Not too long ago, archeologists thought of metal detectors as a evil tool, used only by looters. Some still think this way. However, many are coming to see them as a useful tool, if used in the right way. The Modern Heritage Foundation supports a workshop series called
“Advanced Metal Detecting for the Archeologist,” or AMDA. These workshops take place across the country, and offer training to archeologists in using metal detectors in the right way. I spent last weekend at the AMDA workshop in at the Bennington battlefield (1777), in New York.
The workshop took three days. The first was a classroom day, with lectures on how to metal detect, how to work systematically with a metal detector, and what kinds of sites metal detectors work on. Most people think of battlefields, and they do work well there. They also are great for outlining historic homesteads, blacksmith shops, and other metal-rich sites. Metal detectors even work on precontact sites, as they can be used to find things like hearths, which are magnetic. That takes some skill, honestly, but it has been done.
We spent the other two days in the field. Literally. It was the field where the Americans and British fought, and where the British surrendered (woot!). We laid out long rows of masonry string, then carefully swept down each. Two students worked with each instructor, who made sure we did things right and didn’t miss anything. We learned how to read and listen to the different kinds of machines to know what kinds of things they were finding.
What did we find? Well, a lot of things.
Many hits turned out to be nails, suggesting there had been a house nearby.
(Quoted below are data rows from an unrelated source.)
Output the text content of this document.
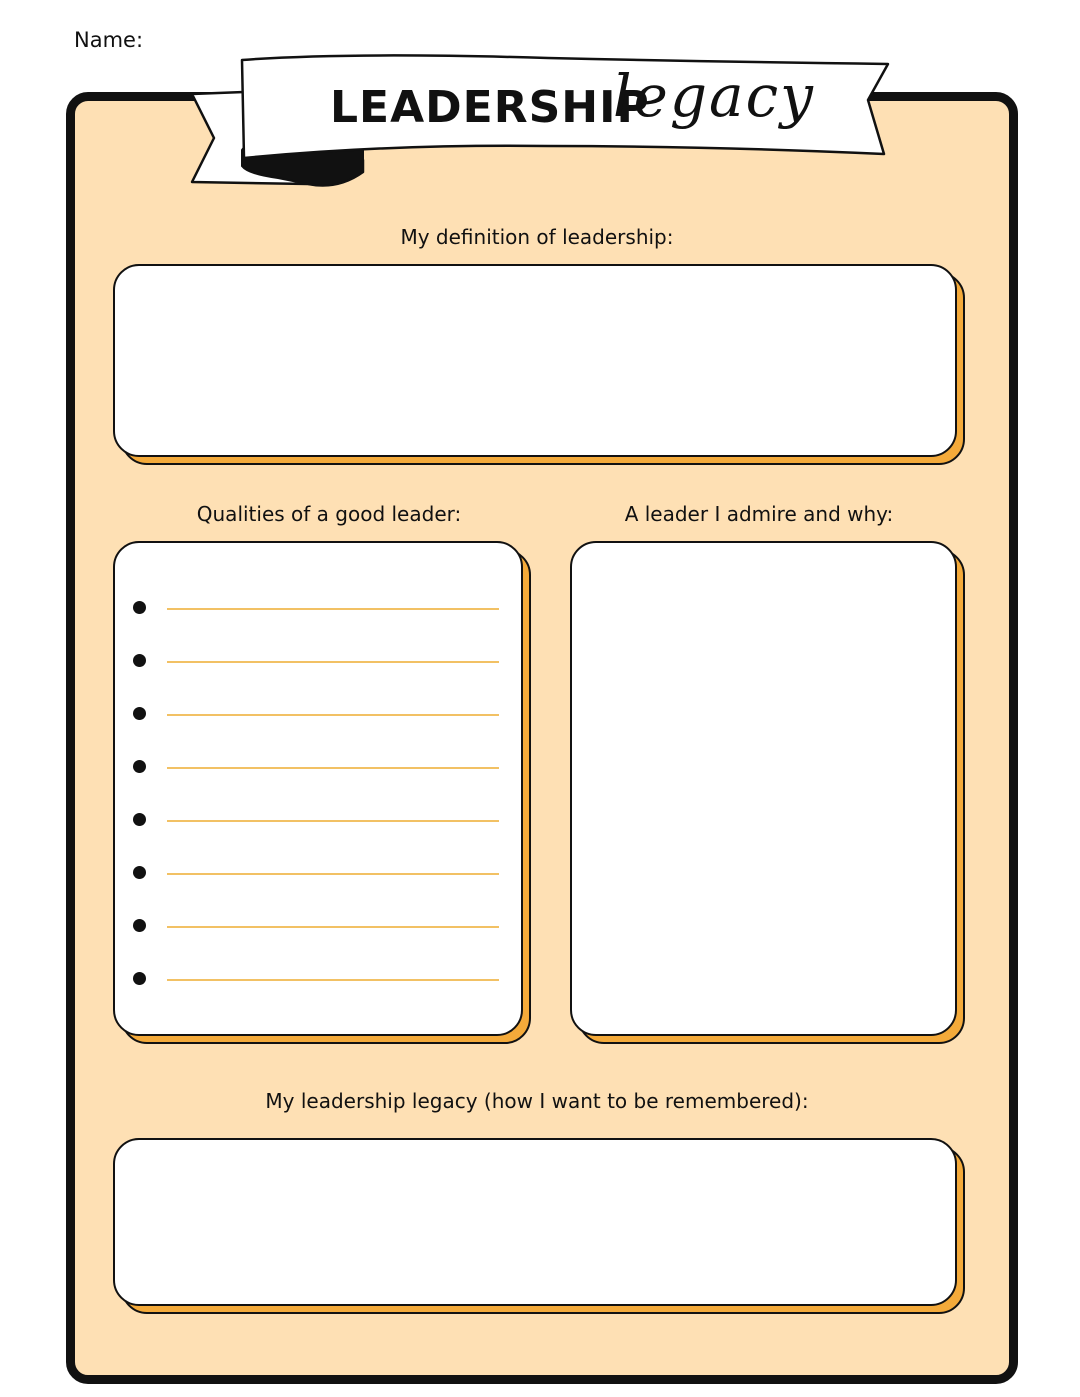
Name:
LEADERSHIP
legacy
My definition of leadership:
Qualities of a good leader:	A leader I admire and why:
My leadership legacy (how I want to be remembered):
With time, the participants developed an ear for the way the detector chirped, and could generally guess when something was going to be a piece of iron (there were a lot of nails). Not all of those pieces of iron were small and insignificant (read: nails), though. One participant dug a large iron hit that turned out to be a six-pound British cannonball! Also, we found musket balls from several different guns and a few buttons and sleeve links (think of a cuff link, but older) from soldiers’ uniforms.
An Arkansan Abroad
So, why did the Survey send me up there? Several reasons. First, I am interested in working more closely with AMDA in the future, and before you can be an instructor, you have to take the class.
We are very interested in hosting one of these workshops here in Arkansas, probably on one of the Camden Expedition battlefields from 1864. Seeing how they work will help with planning that workshop in the next few years. Second, next summer’s University of Arkansas field school and Arkansas Archeological Society training program are likely going to be at Pea Ridge National Military Park, near Bentonville, and will include training in systematic metal detection. Taking this workshop will help with organizing that training, as well.